To know more about dictionary structure, read the Dictionary Builder documentation.
The most likely used methods are the following:
setPersonalDictionaryPath: defines a pattern for file storage location for personal dictionaries.
listLanguages: returns a list of items described detected languages and dictionaries.
setSelectedLanguage: selects a language, loads default dictionary if necessary.
selectDictionary: loads a dictionary (if necessary) and selects implicitly the dictionary's language. This method works like setSelectedLanguage, except that other dictionaries already loaded in the same language are removed.
getSelectedLanguage getSelectedLanguageInfo: information about the currently selected language.

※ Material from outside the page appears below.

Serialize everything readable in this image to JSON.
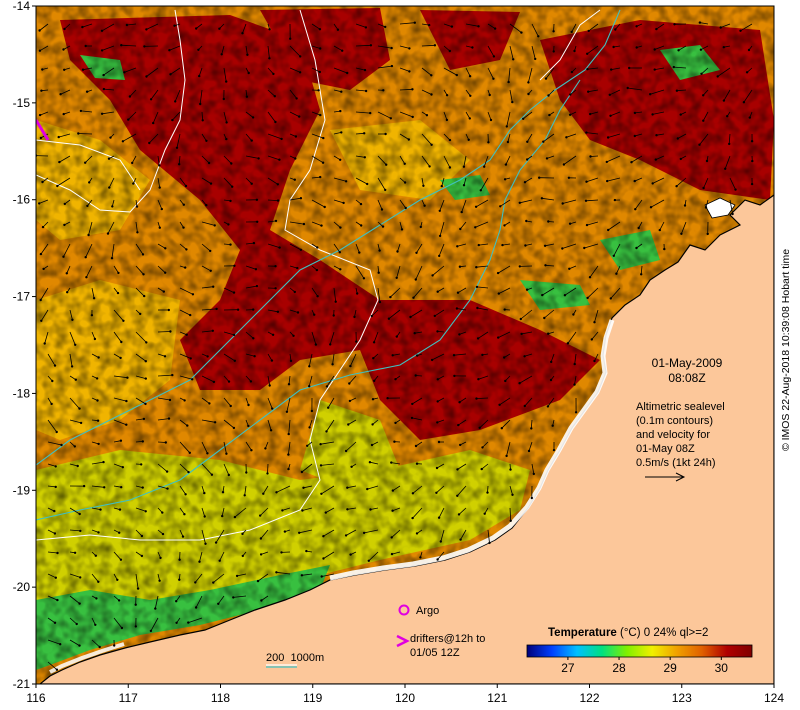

savePersonalDictionaries: forces a save of all personal dictionaries (for example on exit).
getDictionaryManager setDictionaryManager: for more advanced control.
setDictionaryPath: defines a non-standard directory where dictionary archives (.dar) can be found.
Other methods:
clearLanguageDictionaries: resets a language.
listEditableDictionaries: returns a list of editable dictionaries for the current language.
manageEditableDictionary: to select, add, load, or remove an editable dictionary.
getEditableWords: returns an array of word descriptors from the current editable dictionary.
changeWord: to edit the contents of editable dictionaries.